Akgül, 2016 Rio Olimpiyat Oyunları’nda altın madalya kazandığı müsabakada giydiği mayoyu, P&G Olimpiyatlar Sergisi’ne hediye etmesi ile ilgili ise, "Efsane sporcuların hepsinin müsabakalarda giydiği malzemeler var. Mesela Muhammed Ali’nin eldiveni var, Yaşar Doğu’nun mayosu var, Ahmet Ayık’ın mayosu ile altın madalyası var. Ben de oradaki müzeye olimpiyatlarda giydiğim tek mayo, sadece kırmızı mayo ile güreştim ben orada, 4 maçımda da aynı mayoyu giydim, o mayomu hediye ettim oraya. İsteyen sporseverler oraya gidip Olimpiyat Müzesi’nde güreştiğim o mayoyu görebilirler, onun manevi anlamı büyük. Çünkü 2016 Rio Olimpiyatları’nda kazanılan tek altın madalyanın mayosu" ifadelerini kullandı.

"ŞUAN EN ÖNEMLİ MÜSABAKA 2017 AVRUPA ŞAMPİYONASI"
Akgül, bundan sonra neler yapacağı ile ilgili ise, "Bizim önümüzde yine şampiyonalar var. Mart ayında 2017 Avrupa var. Şu anda en önemli müsabakamız o.
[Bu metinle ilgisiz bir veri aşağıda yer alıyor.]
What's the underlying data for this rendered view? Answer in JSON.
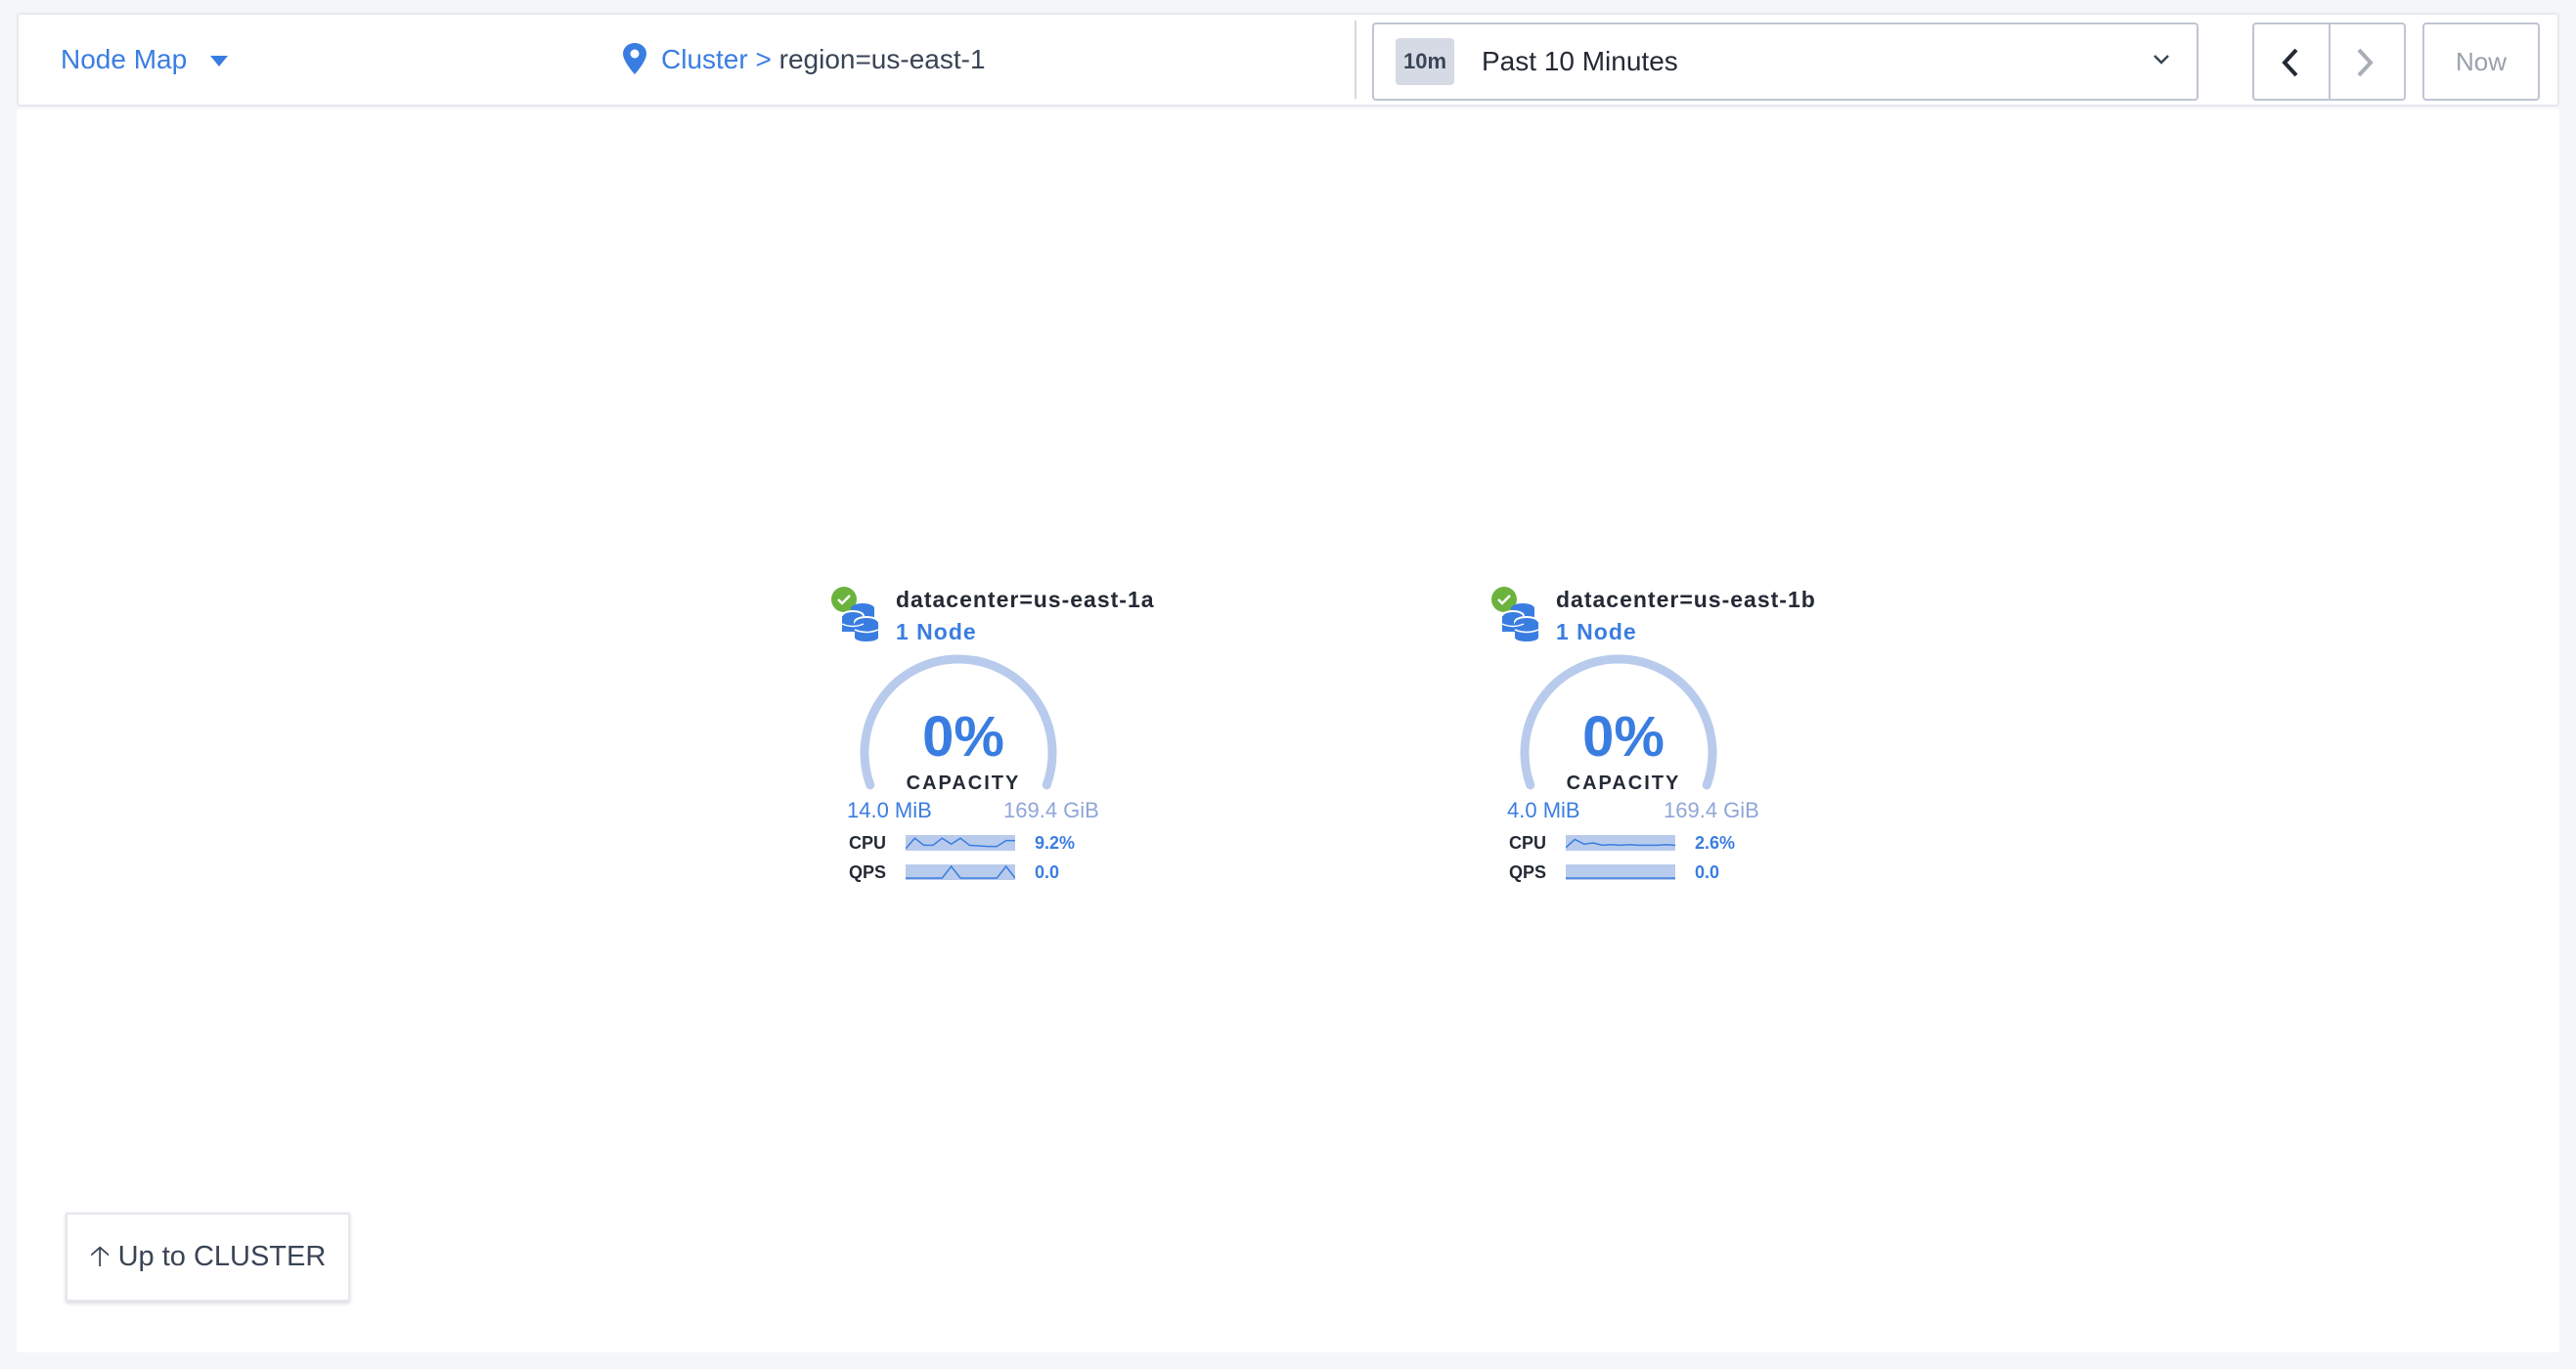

Ben ona hazırlanmayı düşünüyorum, onun öncesinde Türkiye Şampiyonaları, Yaşar Doğu Turnuvası olacak tabii onun öncesinde hazırlık süreci olacak. Şu an en önemli müsabaka 2017 Avrupa Şampiyonası diyebilirim, daha sonra da 2017 Dünya Şampiyonası" açıklamasında bulundu.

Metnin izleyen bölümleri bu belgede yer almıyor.